Photography may seem like an easy skill to learn, and if you understand the basic concept of "hit the shutter button and you take a picture," then yeah, it probably is. But really learning photography takes a long time, and you may never perfect your skill. I've taken numerous photography classes and have read many articles, and I'm still not as good as I could be. Sometimes, it takes a while for me to be satisfied with the shots I take. Like everything, sometimes photography is about taking a step back, breathing and then trying again.
Another wonderful aspect of photography is that you don't have to be particularly inspired. Sure, inspiration makes many a great photo, but really the key to being a good photographer is seeing. Elliott Erwitt once said: "To me, photography is an art of observation. It's about finding something interesting in an ordinary place. ... I've found it has little to do with the things you see and everything to do with the way you see them."

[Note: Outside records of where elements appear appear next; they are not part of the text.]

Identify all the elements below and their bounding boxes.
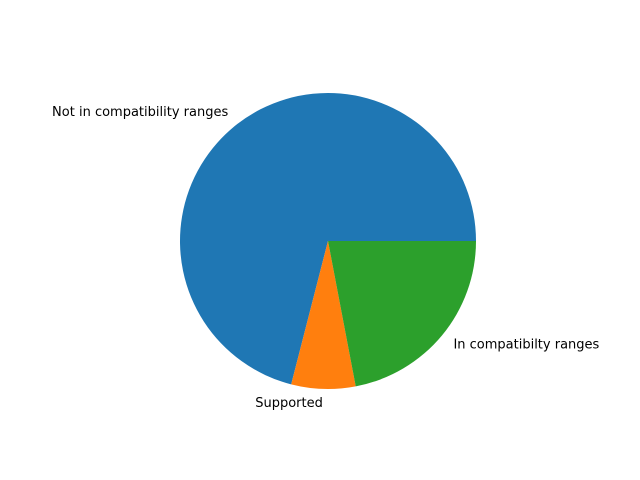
pie-labels: Not in compatibility ranges Supported In c… xyxy=(52,105,599,411)
pie-slice-1 xyxy=(291,241,356,390)
pie-slice-0 xyxy=(180,93,476,385)
pie-slice-label-1: Supported xyxy=(255,396,323,411)
pie-slice-2 xyxy=(328,241,476,387)
pie-slices xyxy=(180,93,476,390)
pie-slice-label-2: In compatibilty ranges xyxy=(453,337,599,352)
pie-slice-label-0: Not in compatibility ranges xyxy=(52,105,228,120)
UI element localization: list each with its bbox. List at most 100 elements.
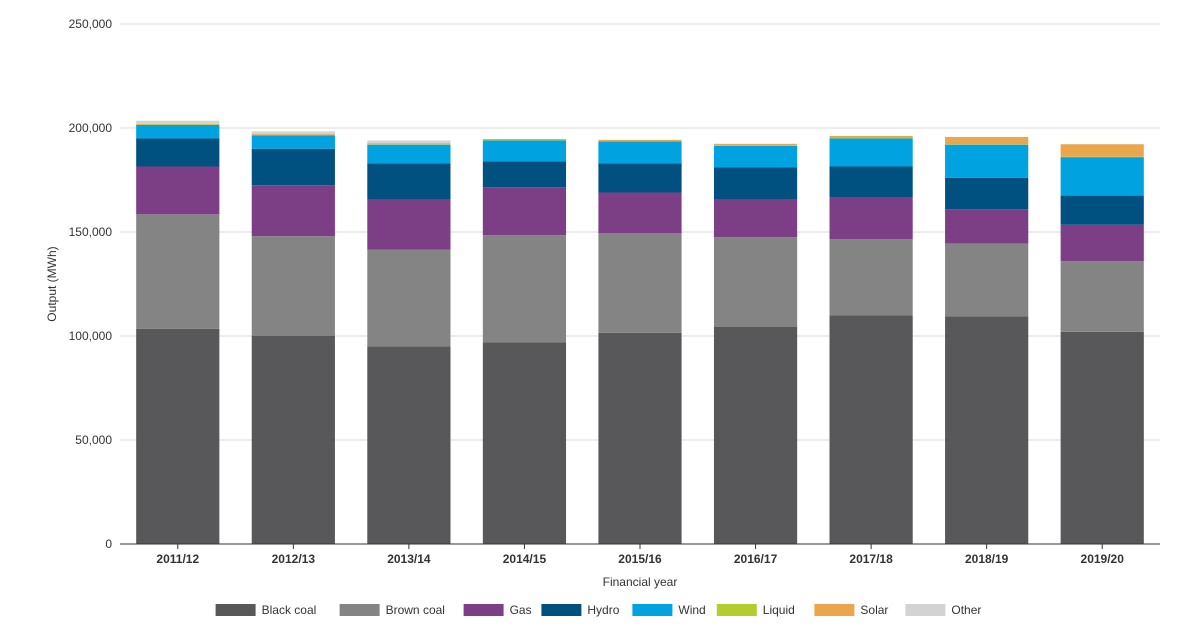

If you see something cool, take a photo. A friend once told me that she doesn't understand photographers who never seem to have their camera with them; who never see the perfect shots in front of them.
I've told people before that I think being a millennial is neat because many of us remember what it was like when everything was analog, but we also saw the birth of modern technology. Those who were born around the time I was are young enough to integrate themselves in technology, but we also remember that there are things to do outside of texting on a cell phone. Many of us even watched the death of film photography. I remember that for photography in high school, we had to buy a film camera, and I bought a nice Canon Rebel 35mm. But when I took photography at Hinds Community College, film cameras had all but disappeared, so I ordered an antique camera from Amazon.
Though I've done more digital work in my lifetime, I can still remember the basics of a darkroom. Any time I smell vinegar, I remember passing photographic paper through chemical baths and washes, the dimness of the safety lights as I developed photos, watching as an image came from almost nothing. Not that I don't love digital. It's much easier, and it's instant. I don't have to fumble around in pitch-black darkness trying to wind a roll of film onto the reel or see spots when I finally turn on the overhead lights afterward. But if I had the money and space, I'd buy darkroom equipment and rediscover my love of film.
Technology lends itself well to photography, especially apps like Instagram. I can now take a photo and instantly show it to people, whether it be silly, serious or a photo of my food. I don't necessarily consider that true photography, though, because to me, photography is about more than pushing a button. Now, photographers post some incredible photos, and many do it with just an iPhone, and that's cool. But I think anyone who really and truly loves photography should really learn the skills behind it. The only way to really understand something is to see where it comes from. A button on a home screen can only do so much. If you really want to do something worthwhile, you have to learn how to use a real camera, with a manual function for aperture, shutter speed, white balance and ISO.
That's also why I think not everyone is a photographer, nor can every person in this world hope to be one. It takes work and vision, and a grander view of the world. There's more to life than taking photos of yourself or your food. I don't consider my Instagram photos art. They're just me goofing around, showing people my everyday life.
People criticize photographers for constantly having a camera pressed to their faces, and I've been criticized by people for constantly stopping to take a photo. I had a friend get mad at me in Scotland for doing that (in my defense, it's Scotland).
But the wonderful thing about photography is that you're still there. You're still in the moment. People think you're not enjoying it, but the truth is, you are. You're simultaneously taking in the scene in front of you and capturing concrete proof that you were there at that precise moment. That's why people often pay too much money for a wedding photographer. As you grow older with your husband, wife or partner, you will sometimes forget the good moments. It's nice to have something to remind you that you love this creature standing beside you, yammering on about dirty dishes.
Sometimes you have to remember to actually stop and take a look around you, yes, but what you get from a photo is a record of a memory. Our human memories fail us, but photos are forever (if you don't delete them). I, for one, would much rather be behind the lens than in front of it.